I glance at her. “You kind of are.”

She smiles faintly. “Then stop treating me like I’ll shatter if you look at me wrong.”

I don’t know how to answer that. I’ve built my whole life around control. Around reducing variables. Around keeping things at a distance so they can’t break me. But she is a variable I cannot control, and she is breaking anyway.

Her gaze drifts toward my hands. “Do you still shake?”

My left hand twitches slightly, as if it heard the question and decided to prove her point. The tremor is still constant. It mostly comes when I’m still. When I’m forced to exist in my own skin without action to drown it out.

I curl my fingers into a fist. “Not when it matters.”

“Does anything matter to you now?” she asks.

The question lands softly, but it detonates inside me.

I stare at the wall across from us. There’s a framed photograph there, it’s her and him, they look like a happy couple.

“Yes,” I say, and the word tastes like something I don’t understand.

She tilts her head. “Like what?”

I should lie. I should deflect. I should turn it into something cold and manageable; my sister, my work, my survival. Those answers are safer.

But she doesn’t want safe. She never has.

So I tell the truth in the only way I know how; carefully, like handling poison.

“You,” I say first.

Her expression softens, but she doesn’t interrupt. She waits.

“And…” My throat tightens. The void inside me stirs, hungry. “Someone else.”

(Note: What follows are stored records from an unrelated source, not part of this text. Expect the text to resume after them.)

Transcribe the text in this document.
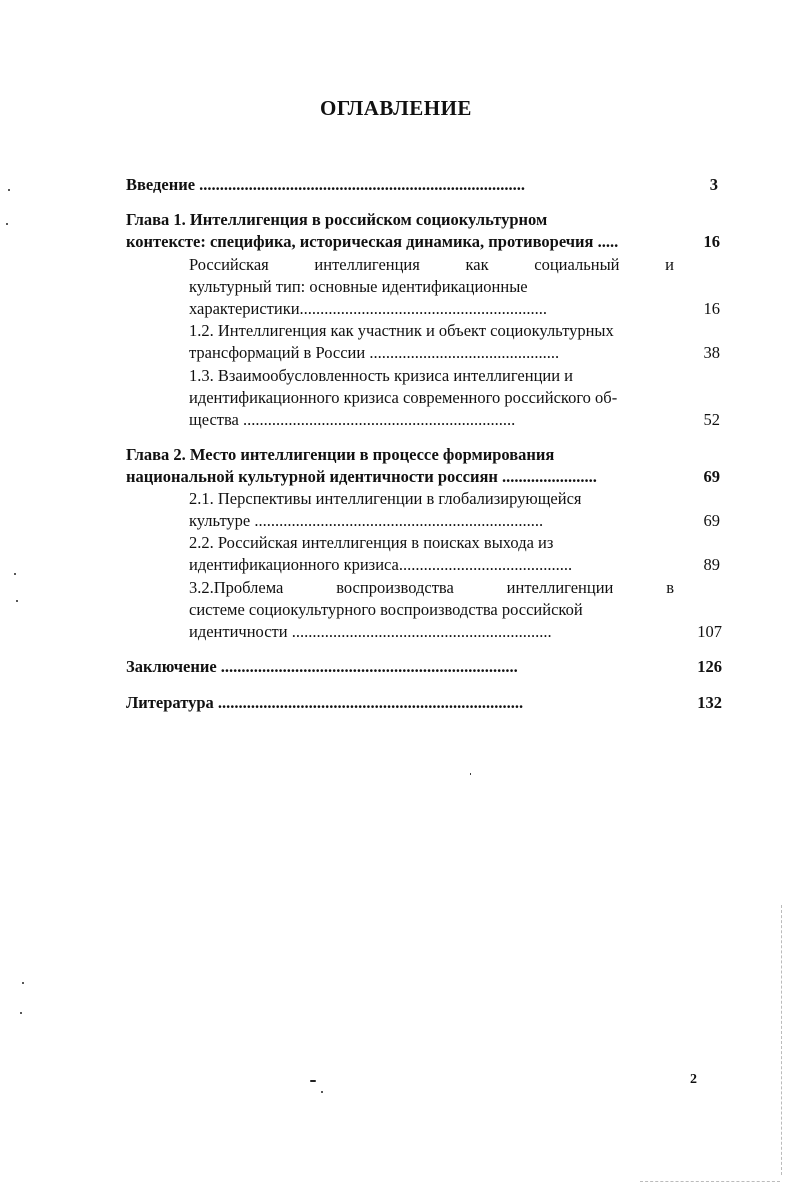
ОГЛАВЛЕНИЕ
Введение ...............................................................................	3
Глава 1. Интеллигенция в российском социокультурном
контексте: специфика, историческая динамика, противоречия .....	16
Российская	интеллигенция	как	социальный	и
культурный тип: основные идентификационные
характеристики............................................................	16
1.2. Интеллигенция как участник и объект социокультурных
трансформаций в России ..............................................	38
1.3. Взаимообусловленность кризиса интеллигенции и
идентификационного кризиса современного российского об-
щества ..................................................................	52
Глава 2. Место интеллигенции в процессе формирования
национальной культурной идентичности россиян .......................	69
2.1. Перспективы интеллигенции в глобализирующейся
культуре ......................................................................	69
2.2. Российская интеллигенция в поисках выхода из
идентификационного кризиса..........................................	89
3.2.Проблема	воспроизводства	интеллигенции	в
системе социокультурного воспроизводства российской
идентичности ...............................................................	107
Заключение ........................................................................	126
Литература ..........................................................................	132
2
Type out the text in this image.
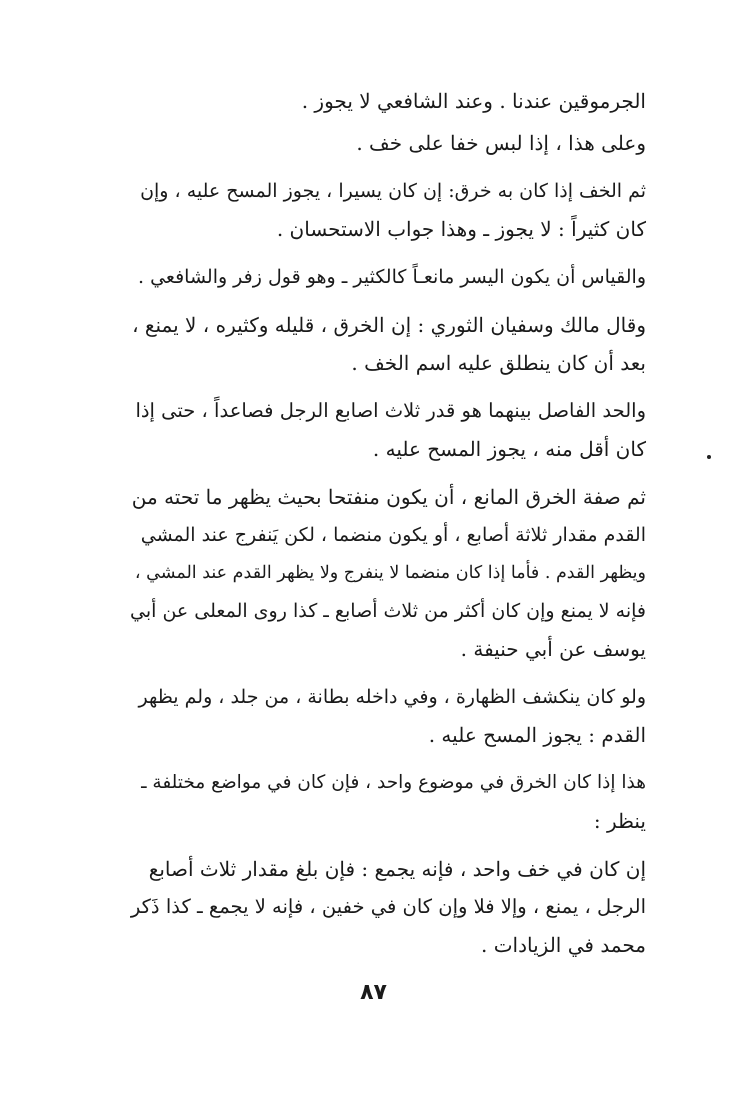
الجرموقين عندنا . وعند الشافعي لا يجوز .

وعلى هذا ، إذا لبس خفا على خف .

ثم الخف إذا كان به خرق: إن كان يسيرا ، يجوز المسح عليه ، وإن
كان كثيراً : لا يجوز ـ وهذا جواب الاستحسان .

والقياس أن يكون اليسر مانعـاً كالكثير ـ وهو قول زفر والشافعي .

وقال مالك وسفيان الثوري : إن الخرق ، قليله وكثيره ، لا يمنع ،
بعد أن كان ينطلق عليه اسم الخف .

والحد الفاصل بينهما هو قدر ثلاث اصابع الرجل فصاعداً ، حتى إذا
كان أقل منه ، يجوز المسح عليه .

ثم صفة الخرق المانع ، أن يكون منفتحا بحيث يظهر ما تحته من
القدم مقدار ثلاثة أصابع ، أو يكون منضما ، لكن يَنفرج عند المشي
ويظهر القدم . فأما إذا كان منضما لا ينفرج ولا يظهر القدم عند المشي ،
فإنه لا يمنع وإن كان أكثر من ثلاث أصابع ـ كذا روى المعلى عن أبي
يوسف عن أبي حنيفة .

ولو كان ينكشف الظهارة ، وفي داخله بطانة ، من جلد ، ولم يظهر
القدم : يجوز المسح عليه .

هذا إذا كان الخرق في موضوع واحد ، فإن كان في مواضع مختلفة ـ
ينظر :

إن كان في خف واحد ، فإنه يجمع : فإن بلغ مقدار ثلاث أصابع
الرجل ، يمنع ، وإلا فلا وإن كان في خفين ، فإنه لا يجمع ـ كذا ذَكر
محمد في الزيادات .

٨٧
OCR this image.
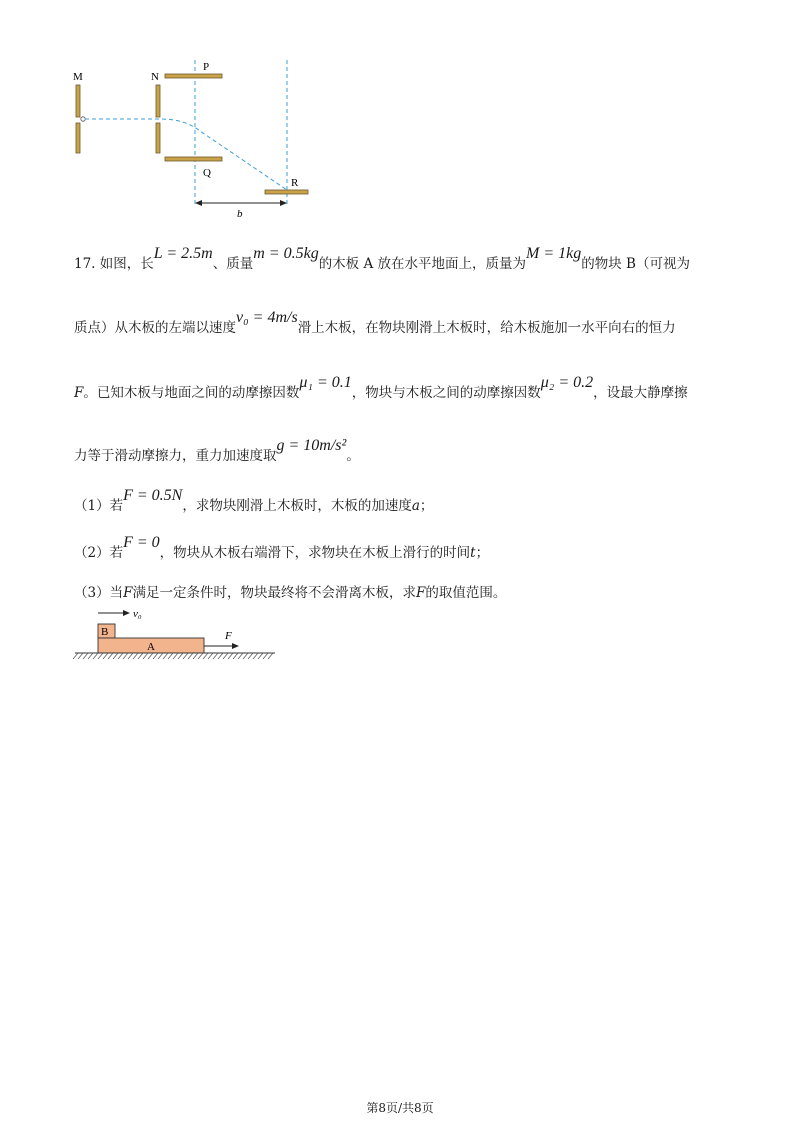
M	N
P
Q
R
b
17. 如图，长L = 2.5m、质量m = 0.5kg的木板 A 放在水平地面上，质量为M = 1kg的物块 B（可视为
质点）从木板的左端以速度v₀ = 4m/s滑上木板，在物块刚滑上木板时，给木板施加一水平向右的恒力
F。已知木板与地面之间的动摩擦因数μ₁ = 0.1，物块与木板之间的动摩擦因数μ₂ = 0.2，设最大静摩擦
力等于滑动摩擦力，重力加速度取g = 10m/s²。
（1）若F = 0.5N，求物块刚滑上木板时，木板的加速度a；
（2）若F = 0，物块从木板右端滑下，求物块在木板上滑行的时间t；
（3）当F满足一定条件时，物块最终将不会滑离木板，求F的取值范围。
v₀
B
A
F
第8页/共8页
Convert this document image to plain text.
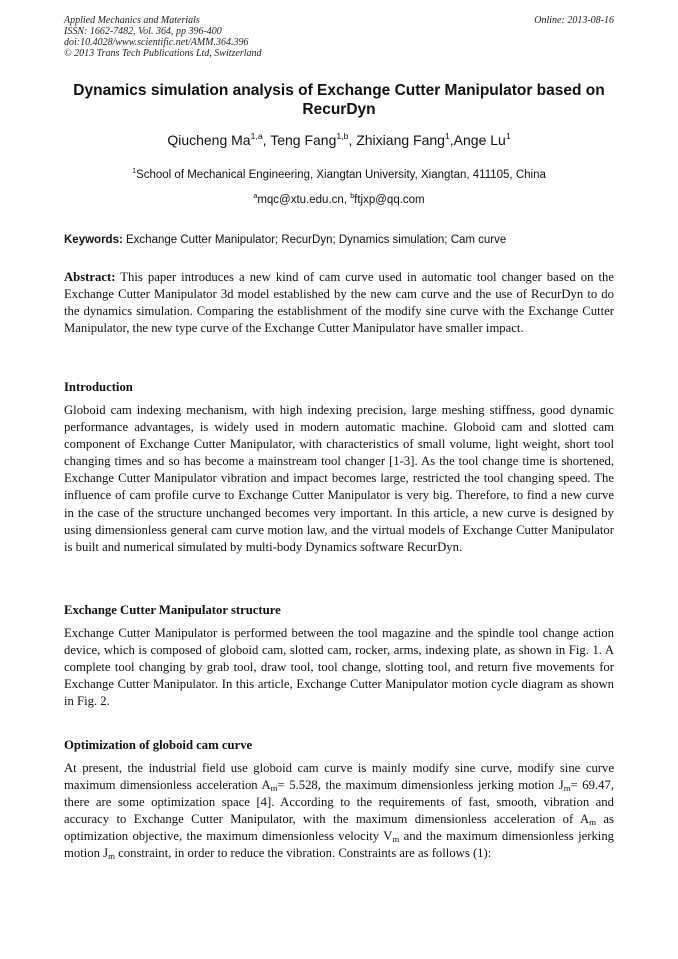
Applied Mechanics and Materials
ISSN: 1662-7482, Vol. 364, pp 396-400
doi:10.4028/www.scientific.net/AMM.364.396
© 2013 Trans Tech Publications Ltd, Switzerland
Online: 2013-08-16
Dynamics simulation analysis of Exchange Cutter Manipulator based on RecurDyn
Qiucheng Ma$^{1,a}$, Teng Fang$^{1,b}$, Zhixiang Fang$^1$,Ange Lu$^1$
$^1$School of Mechanical Engineering, Xiangtan University, Xiangtan, 411105, China
$^a$mqc@xtu.edu.cn, $^b$ftjxp@qq.com
Keywords: Exchange Cutter Manipulator; RecurDyn; Dynamics simulation; Cam curve
Abstract: This paper introduces a new kind of cam curve used in automatic tool changer based on the Exchange Cutter Manipulator 3d model established by the new cam curve and the use of RecurDyn to do the dynamics simulation. Comparing the establishment of the modify sine curve with the Exchange Cutter Manipulator, the new type curve of the Exchange Cutter Manipulator have smaller impact.
Introduction
Globoid cam indexing mechanism, with high indexing precision, large meshing stiffness, good dynamic performance advantages, is widely used in modern automatic machine. Globoid cam and slotted cam component of Exchange Cutter Manipulator, with characteristics of small volume, light weight, short tool changing times and so has become a mainstream tool changer [1-3]. As the tool change time is shortened, Exchange Cutter Manipulator vibration and impact becomes large, restricted the tool changing speed. The influence of cam profile curve to Exchange Cutter Manipulator is very big. Therefore, to find a new curve in the case of the structure unchanged becomes very important. In this article, a new curve is designed by using dimensionless general cam curve motion law, and the virtual models of Exchange Cutter Manipulator is built and numerical simulated by multi-body Dynamics software RecurDyn.
Exchange Cutter Manipulator structure
Exchange Cutter Manipulator is performed between the tool magazine and the spindle tool change action device, which is composed of globoid cam, slotted cam, rocker, arms, indexing plate, as shown in Fig. 1. A complete tool changing by grab tool, draw tool, tool change, slotting tool, and return five movements for Exchange Cutter Manipulator. In this article, Exchange Cutter Manipulator motion cycle diagram as shown in Fig. 2.
Optimization of globoid cam curve
At present, the industrial field use globoid cam curve is mainly modify sine curve, modify sine curve maximum dimensionless acceleration $A_m= 5.528$, the maximum dimensionless jerking motion $J_m= 69.47$, there are some optimization space [4]. According to the requirements of fast, smooth, vibration and accuracy to Exchange Cutter Manipulator, with the maximum dimensionless acceleration of $A_m$ as optimization objective, the maximum dimensionless velocity $V_m$ and the maximum dimensionless jerking motion $J_m$ constraint, in order to reduce the vibration. Constraints are as follows (1):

Her eyes sharpen again. “A woman.”

I don’t answer. Silence is confirmation.

She smiles, slow. “Oh.”

I feel exposed. It’s absurd. I have stood over screaming men and felt nothing, but this, this makes my skin itch.

She studies me like she’s fitting puzzle pieces together. “Is she alive?”

“Yes,” I say immediately, too fast.

“Is she safe?”

My jaw clenches so hard it hurts. “I think so.”

My sister leans forward slightly, as if the conversation itself gives her energy. “Tell me.”

“No.”

“Lucan.”

I glance at her. “It’s not your business.”

She raises an eyebrow. Even sick, even fragile, she still has that look, the one that used to make grown men back down. “Everything you are is my business. We survived the same man. We bled in the same house. Don’t you dare pretend you’re an island.”

The words hit me like a slap. I swallow. My fingers flex against my knee.

“She’s… complicated,” I say finally, because it’s the closest thing to a description that doesn’t cut me open.

My sister smiles wider. “That means you like her.”

I feel something twist in my chest. Annoyance. Panic. Something else beneath it that I refuse to name.

“She’s dangerous,” I say.

Her smile doesn’t falter. “So are you.”

“She doesn’t know what she’s doing,” I add. “She doesn’t understand the shape of the world I live in.”

“Or maybe she understands it better than you think,” she counters. “Maybe she sees you clearer than you see yourself.”